Хорват покивал и переспросил вежливо, но в то же время с нетерпеливыми нотками:

– Так что у вас за дело, господа?

– Дело касается взятых вами заложников, – сообщил Лукин.

– И?.. – с нарочитым удивлением вскинул бровь усташский капитан.

– Это мирные жители. К ведению боевых действий они отношения не имеют. Вы должны их немедленно освободить.

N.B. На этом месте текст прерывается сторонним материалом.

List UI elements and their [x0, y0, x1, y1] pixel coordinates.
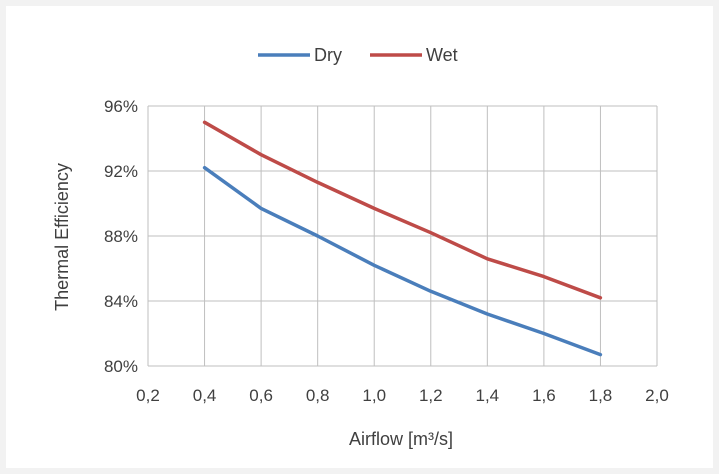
- y-axis-title: Thermal Efficiency: [52, 163, 72, 311]
- y-tick-label: 80%: [104, 357, 138, 376]
- legend-label-dry: Dry: [314, 45, 342, 65]
- x-tick-label: 1,2: [419, 386, 443, 405]
- x-tick-label: 1,0: [362, 386, 386, 405]
- x-tick-label: 2,0: [645, 386, 669, 405]
- grid-lines: [147, 105, 658, 367]
- x-tick-label: 0,2: [136, 386, 160, 405]
- chart-frame: [6, 6, 713, 468]
- y-tick-label: 92%: [104, 162, 138, 181]
- legend-label-wet: Wet: [426, 45, 458, 65]
- y-tick-labels: 80% 84% 88% 92% 96%: [104, 97, 138, 376]
- x-tick-label: 1,4: [476, 386, 500, 405]
- x-tick-label: 1,8: [589, 386, 613, 405]
- x-tick-label: 0,8: [306, 386, 330, 405]
- y-tick-label: 84%: [104, 292, 138, 311]
- y-tick-label: 88%: [104, 227, 138, 246]
- series-lines: [202, 120, 603, 357]
- x-tick-label: 1,6: [532, 386, 556, 405]
- legend: Dry Wet: [258, 45, 458, 65]
- y-tick-label: 96%: [104, 97, 138, 116]
- x-tick-label: 0,4: [193, 386, 217, 405]
- series-line-wet: [202, 120, 603, 300]
- x-tick-label: 0,6: [249, 386, 273, 405]
- x-tick-labels: 0,2 0,4 0,6 0,8 1,0 1,2 1,4 1,6 1,8 2,0: [136, 386, 669, 405]
- series-line-dry: [202, 165, 603, 357]
- x-axis-title: Airflow [m³/s]: [349, 429, 453, 449]
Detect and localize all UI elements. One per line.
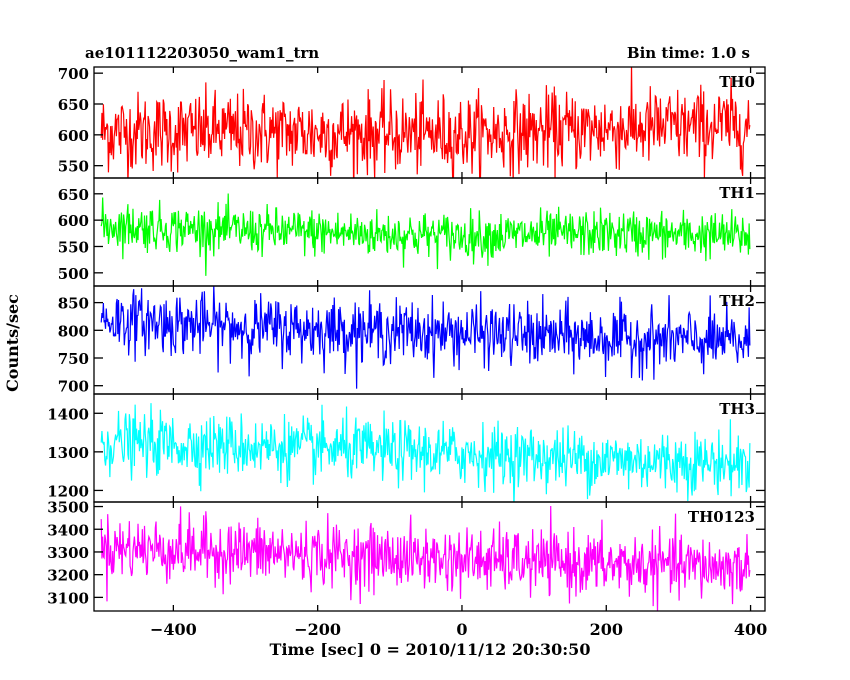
y-tick-label: 700 — [58, 65, 89, 83]
y-tick-label: 550 — [58, 238, 89, 256]
x-tick-label: 400 — [734, 620, 767, 639]
panel-label-th0123: TH0123 — [688, 508, 755, 526]
plot-title: ae101112203050_wam1_trn — [85, 44, 320, 62]
y-tick-label: 3400 — [47, 521, 89, 539]
panel-th0123: 3100 3200 3300 3400 3500 TH0123 — [47, 499, 766, 612]
panel-th0: 550 600 650 700 TH0 — [58, 65, 766, 179]
series-line-th2 — [100, 286, 751, 389]
panel-th2: 700 750 800 850 TH2 — [58, 285, 766, 396]
y-tick-label: 3500 — [47, 499, 89, 517]
series-line-th0123 — [100, 506, 751, 611]
y-tick-label: 550 — [58, 158, 89, 176]
panels-group: 550 600 650 700 TH0 500 550 600 650 TH1 700 750 800 8… — [47, 65, 766, 612]
y-tick-label: 1300 — [47, 444, 89, 462]
series-line-th3 — [100, 403, 751, 502]
panel-label-th1: TH1 — [719, 184, 755, 202]
y-tick-label: 650 — [58, 96, 89, 114]
panel-label-th0: TH0 — [719, 73, 755, 91]
x-tick-label: 200 — [590, 620, 623, 639]
y-axis-label: Counts/sec — [3, 294, 22, 392]
panel-th1: 500 550 600 650 TH1 — [58, 177, 766, 287]
panel-label-th3: TH3 — [719, 400, 755, 418]
y-tick-label: 3100 — [47, 589, 89, 607]
y-tick-label: 1200 — [47, 482, 89, 500]
x-axis: −400 −200 0 200 400 — [150, 620, 767, 639]
y-tick-label: 600 — [58, 212, 89, 230]
y-tick-label: 3300 — [47, 544, 89, 562]
y-tick-label: 750 — [58, 350, 89, 368]
y-tick-label: 500 — [58, 265, 89, 283]
panel-th3: 1200 1300 1400 TH3 — [47, 393, 766, 503]
y-tick-label: 850 — [58, 295, 89, 313]
x-tick-label: −200 — [294, 620, 341, 639]
y-tick-label: 800 — [58, 322, 89, 340]
panel-frame — [93, 501, 766, 612]
y-tick-label: 3200 — [47, 567, 89, 585]
series-line-th0 — [100, 67, 751, 178]
x-axis-label: Time [sec] 0 = 2010/11/12 20:30:50 — [270, 640, 591, 659]
y-tick-label: 700 — [58, 378, 89, 396]
y-tick-label: 1400 — [47, 405, 89, 423]
bin-time-label: Bin time: 1.0 s — [626, 44, 750, 62]
y-tick-label: 650 — [58, 186, 89, 204]
x-tick-label: 0 — [456, 620, 467, 639]
series-line-th1 — [100, 193, 751, 276]
x-tick-label: −400 — [150, 620, 197, 639]
y-tick-label: 600 — [58, 127, 89, 145]
panel-label-th2: TH2 — [719, 292, 755, 310]
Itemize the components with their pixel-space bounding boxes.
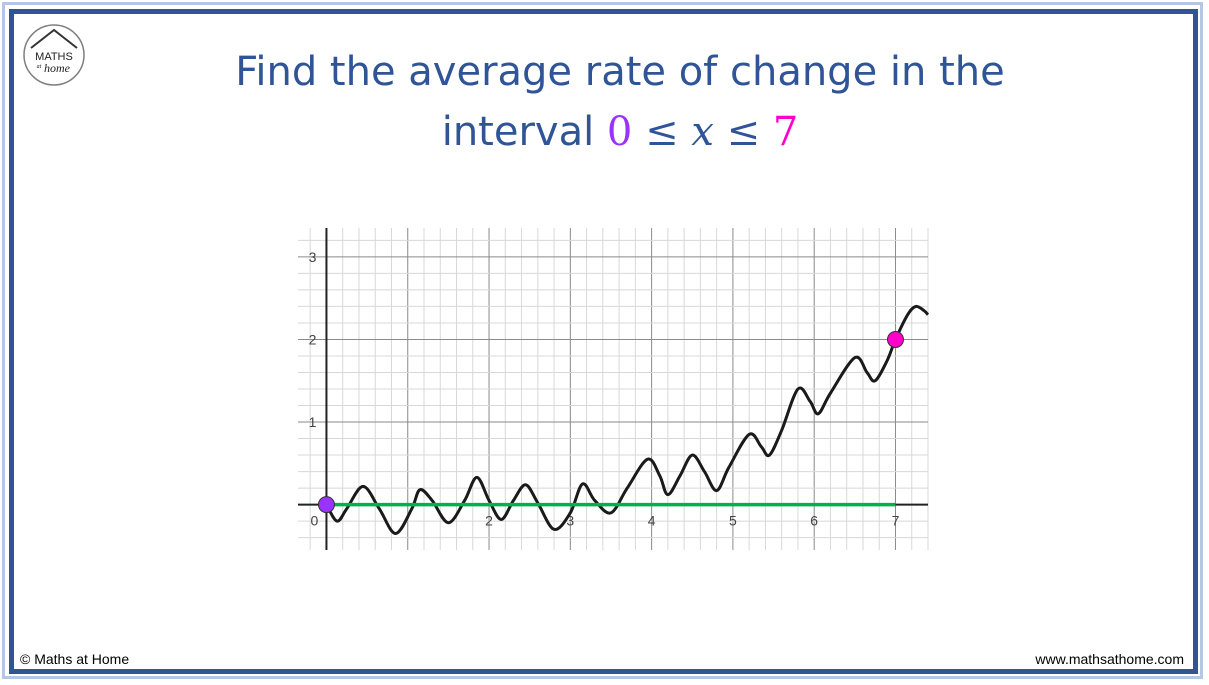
copyright-text: © Maths at Home xyxy=(20,651,130,667)
x-tick-label: 6 xyxy=(810,513,818,529)
point-start xyxy=(317,496,335,514)
y-tick-label: 3 xyxy=(309,249,317,265)
maths-at-home-logo: MATHS at home xyxy=(23,24,85,86)
slide-frame xyxy=(9,9,1198,674)
logo-text-top: MATHS xyxy=(35,51,73,63)
logo-text-small: at xyxy=(37,64,42,70)
x-tick-label: 0 xyxy=(311,513,319,529)
x-tick-label: 7 xyxy=(892,513,900,529)
logo-text-bottom: home xyxy=(44,61,71,75)
x-tick-label: 2 xyxy=(485,513,493,529)
page-title-line2: interval 0 ≤ x ≤ 7 xyxy=(120,108,1120,156)
function-graph: 0 2 3 4 5 6 7 1 2 3 xyxy=(298,228,930,550)
x-tick-label: 4 xyxy=(648,513,656,529)
x-tick-label: 3 xyxy=(566,513,574,529)
y-tick-label: 2 xyxy=(309,331,317,347)
x-tick-label: 5 xyxy=(729,513,737,529)
interval-upper-bound: 7 xyxy=(772,109,799,155)
function-curve xyxy=(325,304,930,535)
page-title-line1: Find the average rate of change in the xyxy=(235,49,1005,95)
title-interval-text: interval xyxy=(441,109,607,155)
y-tick-label: 1 xyxy=(309,414,317,430)
point-end xyxy=(886,330,904,348)
website-url: www.mathsathome.com xyxy=(1035,651,1184,667)
interval-variable: x xyxy=(691,109,714,155)
interval-lower-bound: 0 xyxy=(606,109,633,155)
le-symbol-2: ≤ xyxy=(713,109,773,155)
le-symbol-1: ≤ xyxy=(632,109,692,155)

Капитан скривил губы, заложил руки за спину. Прошелся вдоль Лукина с Миловым, поскрипывая половицами. Как бы невзначай выглянул в окно. Поморщился. Видимо, что-то обдумывал в уме. Потом повернулся, сделал резкий шаг вперед и, глядя прямо в глаза этим двум русским, заговорил быстро и горячо:

– Вы не понимаете обстановки, господа! У нас только что был бой с красными. Жители деревни оказывали им поддержку.

– Факты проверенные? – вставил реплику Милов.

Хорват поморщился:

– Есть, есть сведения.

– В таком случае, – продолжил разговор Лукин, – виновных должен установить суд. Данная территория пока что подконтрольна германскому командованию. Его законными представителями являемся мы. Вы передадите всех задержанных в наше распоряжение.

– То есть как это?…

Хорват явно опешил. Даже рот приоткрыл от неожиданности, так что усы из полоски под носом превратились в половинку окружности.

Лукин буравил собеседника взглядом. Тот перевел дух и, набрав воздуху в легкие, разразился тирадой:

– Это красная сволочь! У нас нет времени и возможности устраивать судебные процессы. По законам военного времени они должны быть казнены прямо на месте! Они враги нашего государства! И они будут казнены!

Стало понятно – перед ними фанатик. Трудный случай. Разговор об офицерской чести, на который уповал по дороге сюда Милов, можно и не начинать.

Лукин сделал шаг вперед. Произнес негромко, но с явной угрозой:

– Это женщины и дети – мирное население. Понимаете, де-ти! Вы в своем уме – детей трогать?! Мне плевать, красные они, белые или еще какие. И плевать, чьи они враги. Вы их отпустите немедленно.

– Произвола не будет, – надвинулся на усташа с другой стороны подполковник Милов. И, покачав головой, сурово добавил. – Почему-то среди заложников одни православные – вам это не кажется странным?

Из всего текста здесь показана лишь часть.